Friday, February 15, 2013

What do you see? A dreary grey day or a scene filled with lush moss and lichen?


My friend, Moss #pdx #oregon #moss
I realize I haven't shared much in the way of my thoughts for the new year, yet alone my word for the new year. I have been writing about them, just not here on my blog. For the past year, I've been writing a monthly column called, Cultivating Life, over at PQ Monthly. This past month, I wrote about gratitude, and the powerful force of training your brain to practice it.
If I’m to add a new practice to my day, this year it will be the act of practicing gratitude, and I’m doing that by picking up my camera. Not my iPhone camera, but my digital camera. The day of the Newtown shootings, I turned off all media, shut down my social media, and picked up my camera. I carried it with me and looked at the world in a different way that day. It helped me see beauty in little things — like a bright blue sky, the pattern of my leggings combined with the tile floor, and how the steam curls from a freshly poured cup of hot tea. It took my eyes, and my brain, to a different place when it would have been so easy to have been overcome with grief and shock, and I learned that contemplating life, composition, pattern, and the world around me is a form of meditation when using my camera.
You can read the whole thing here, and about what happened the year I decided to say "no." It was transformative, and enlightening.

The rare glow of winter sunshine

Tuesday, February 12, 2013

What kind of gardener am I? I'm not going to any garden shows this year.

I know. Can you believe it? No garden shows for me. Not the Seattle show, not the San Francisco show, and I didn't go to the Portland garden show either. Instead, I'm reading all of my fellow bloggers reviews and take-aways from their own time there (thank you for that!). But I have to admit.  I have no desire for a fountain made from three Weber grills.

What I did instead? Actually worked in my own garden. There's so much to be done out there, and with a stretch of days without rain, we seized the opportunity and got to work.

This may not look like much, but it was a big difference:
Spring clean up in the garden this weekend, before and after. This is one of about 8 beds we cleaned up. #gardening

We probably cleared 7 or so beds this size, and filled the back of a pick up with yard debris.
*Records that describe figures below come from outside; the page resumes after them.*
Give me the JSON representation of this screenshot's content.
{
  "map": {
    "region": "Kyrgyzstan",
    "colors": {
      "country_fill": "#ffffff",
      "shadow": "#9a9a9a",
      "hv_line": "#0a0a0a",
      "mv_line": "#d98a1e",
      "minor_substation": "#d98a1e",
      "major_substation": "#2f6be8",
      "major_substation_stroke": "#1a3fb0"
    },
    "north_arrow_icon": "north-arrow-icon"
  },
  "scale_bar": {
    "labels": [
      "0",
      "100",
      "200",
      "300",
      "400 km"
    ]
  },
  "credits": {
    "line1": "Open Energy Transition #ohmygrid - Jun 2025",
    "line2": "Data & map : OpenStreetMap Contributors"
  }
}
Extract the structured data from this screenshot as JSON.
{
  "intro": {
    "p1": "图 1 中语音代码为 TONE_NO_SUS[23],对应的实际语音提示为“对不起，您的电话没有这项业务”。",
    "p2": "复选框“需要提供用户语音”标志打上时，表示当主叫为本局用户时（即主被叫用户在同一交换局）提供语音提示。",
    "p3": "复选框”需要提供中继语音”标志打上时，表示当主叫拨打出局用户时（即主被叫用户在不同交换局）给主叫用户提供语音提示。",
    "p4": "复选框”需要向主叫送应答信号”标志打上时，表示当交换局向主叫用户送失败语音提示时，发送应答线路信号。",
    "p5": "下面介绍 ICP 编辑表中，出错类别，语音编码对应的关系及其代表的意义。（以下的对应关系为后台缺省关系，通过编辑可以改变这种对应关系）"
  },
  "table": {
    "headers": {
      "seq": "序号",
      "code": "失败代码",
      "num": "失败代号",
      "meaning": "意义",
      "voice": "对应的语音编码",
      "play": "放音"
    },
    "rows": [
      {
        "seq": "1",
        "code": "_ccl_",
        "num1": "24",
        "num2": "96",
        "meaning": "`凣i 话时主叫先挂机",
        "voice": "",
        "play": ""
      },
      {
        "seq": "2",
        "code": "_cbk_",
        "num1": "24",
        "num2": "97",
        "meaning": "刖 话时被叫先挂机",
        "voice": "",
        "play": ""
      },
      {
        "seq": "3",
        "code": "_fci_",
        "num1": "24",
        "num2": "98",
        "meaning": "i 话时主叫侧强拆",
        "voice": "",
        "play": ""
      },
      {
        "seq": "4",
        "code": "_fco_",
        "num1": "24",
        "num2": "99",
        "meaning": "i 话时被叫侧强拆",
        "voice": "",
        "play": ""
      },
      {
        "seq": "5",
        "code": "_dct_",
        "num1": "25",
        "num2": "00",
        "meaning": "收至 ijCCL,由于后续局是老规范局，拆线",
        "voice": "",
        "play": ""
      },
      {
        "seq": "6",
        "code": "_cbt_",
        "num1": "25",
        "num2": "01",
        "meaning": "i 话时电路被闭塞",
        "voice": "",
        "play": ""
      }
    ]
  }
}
There's still much to do, including several more beds in the front of the house to clear. Wisteria to prune, bushes to prune, and roses to hack. But damn it feels good to be out there. I'm getting a jumpstart on the garden this year. Let's hope the weeds aren't too.

Monday, February 04, 2013

February is the cruelest month

I've often felt February is the cruelest month. Short, dark, grey, cold and dreary. We often see little if any of the sun during February in Portland, Oregon. The winter greys weigh heavily on my shoulders, and I do have an arsenal to combat the tough month. My tools:
  • exercise—cardio boosts my mood, and combined with blaring of my favorite music while doing cardio is even better
  • vitamins—multi vitamin plus Vitamin D, fish oil, and calcium
  • lightbox—I use the the small GoLite for 20 minutes early in the morning while checking e mail, my calendar, and schedule for the day.
  • escape—to Mexico, Hawaii, or even Southern California. Go to the sun if it isn't coming to me.
  • give in—hibernate in blankets, escape into a TV series (hello Downton Abbey)
But most importantly, get outside as much as possible. I'm not a fan of walking in the rain. I'm just not. I've been a Portlander for 20 years now, and I haven't given in that much. I mean getting out during bouts of non-rain. And if a moment of sunshine occurs, by god, do whatever you can to be out in it.

This is what it feels like to Portlanders when the sun comes out in February:

Oh my god the sun is out in Portland

We are but moles who are blinded by the glowing orb in the sky.

We've been doing a lot of walking and running lately. (Winter carb craving requires exercise.) And Saturday began with fog that then emerged to brilliant blue skies and sunshine. We ventured to a favorite park for our regular loop, and the sun did two things. 1. I could barely open my eyes in the brightness of it all; and 2. I was filled with a happiness of such great proportion that I verged on the edge of crying with gratitude and joy. Gratitude and joy to simply be healthy, out in the world, with the person I love most in the world, experiencing a brilliant day. We did two loops through Cathedral Park, instead of one, weaving under and around the glorious St Johns bridge.

This may sound very silly to people who don't live in the darkness of winters like we do here. A recent Portlandia episode captured it perfectly.



And so it was this Saturday: we were living inside a Portlandia episode. The thrill of sunshine, the brightness of it all, the awakening of our lives from the blue air and dark grey.

I'm going to get through this winter thanks to moments like these, and my arsenal listed above. I'm also counting down the days to Maui.